Not long after the Tang study came out, Amy Non, then a Ph.D. student in anthropology at the University of Florida and now an associate professor at the University of California, San Diego, took a hard look at the underlying data from the Family Blood Pressure Program. She noticed a single, crude proxy for the wide-ranging consequences of systemic racism: educational attainment. Working with myself and Connie Mulligan, a genetic anthropologist and Non’s advisor at Florida, she replicated Tang and colleagues’ analysis of genetic ancestry and blood pressure but added years of education as another variable. Whatever evidence there might have been for a genetic effect evaporated. Instead, as we reported in the American Journal of Public Health, every additional year of education was associated with an 0.51 mmHg drop in blood pressure, on average. Genetic ancestry added nothing.
In the time of COVID-19, this finding is a reminder that genetic ancestry might matter only because we think it should. If we assume that people who are racialized as “black” or “white” are fundamentally different and treat them accordingly, the paradoxical result is that it will produce the very biological differences we presumed to exist in the first place. But it’s not because of any deep-seated differences in our DNA. It’s because our social structures and attitudes promote the well-being of some and devalue others.

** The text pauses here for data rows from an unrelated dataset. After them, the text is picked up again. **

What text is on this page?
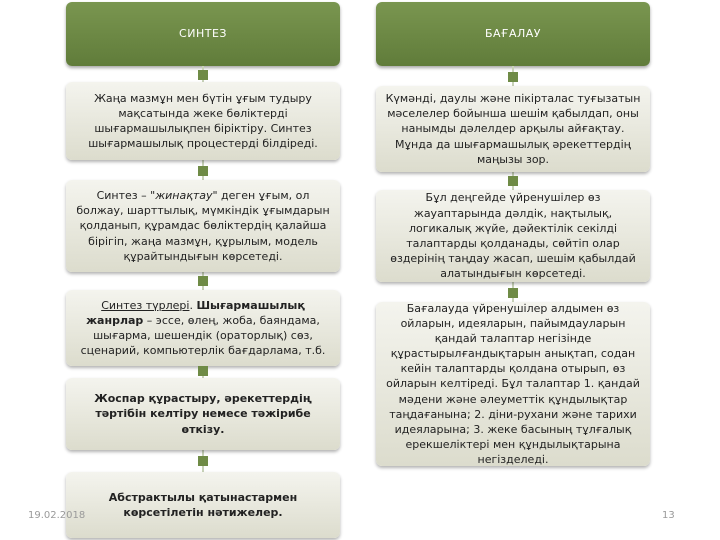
СИНТЕЗ
Жаңа мазмұн мен бүтін ұғым тудыру мақсатында жеке бөліктерді шығармашылықпен біріктіру. Синтез шығармашылық процестерді білдіреді.
Синтез – "жинақтау" деген ұғым, ол болжау, шарттылық, мүмкіндік ұғымдарын қолданып, құрамдас бөліктердің қалайша бірігіп, жаңа мазмұн, құрылым, модель құрайтындығын көрсетеді.
Синтез түрлері. Шығармашылық жанрлар – эссе, өлең, жоба, баяндама, шығарма, шешендік (ораторлық) сөз, сценарий, компьютерлік бағдарлама, т.б.
Жоспар құрастыру, әрекеттердің тәртібін келтіру немесе тәжірибе өткізу.
Абстрактылы қатынастармен көрсетілетін нәтижелер.
БАҒАЛАУ
Күмәнді, даулы және пікірталас туғызатын мәселелер бойынша шешім қабылдап, оны нанымды дәлелдер арқылы айғақтау. Мұнда да шығармашылық әрекеттердің маңызы зор.
Бұл деңгейде үйренушілер өз жауаптарында дәлдік, нақтылық, логикалық жүйе, дәйектілік секілді талаптарды қолданады, сөйтіп олар өздерінің таңдау жасап, шешім қабылдай алатындығын көрсетеді.
Бағалауда үйренушілер алдымен өз ойларын, идеяларын, пайымдауларын қандай талаптар негізінде құрастырылғандықтарын анықтап, содан кейін талаптарды қолдана отырып, өз ойларын келтіреді. Бұл талаптар 1. қандай мәдени және әлеуметтік құндылықтар таңдағанына; 2. діни-рухани және тарихи идеяларына; 3. жеке басының тұлғалық ерекшеліктері мен құндылықтарына негізделеді.
19.02.2018	13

In his NPR interview, Cassidy downplayed the role of systemic racism as a root cause of COVID-19 inequalities. “That’s rhetoric, and it may be,” he said. “But as a physician, I’m looking at science.” However, the science does not say what Cassidy thinks it does. Thanks to decades of careful research, we know that what we gloss as “race” corresponds poorly to genetic variation, and we know that racism is deadly. An ethical, scientific response to COVID-19 demands that we honor the highest standards of evidence in evaluating genetic guesswork, while measuring the biological costs of systemic racism and intervening to stop it.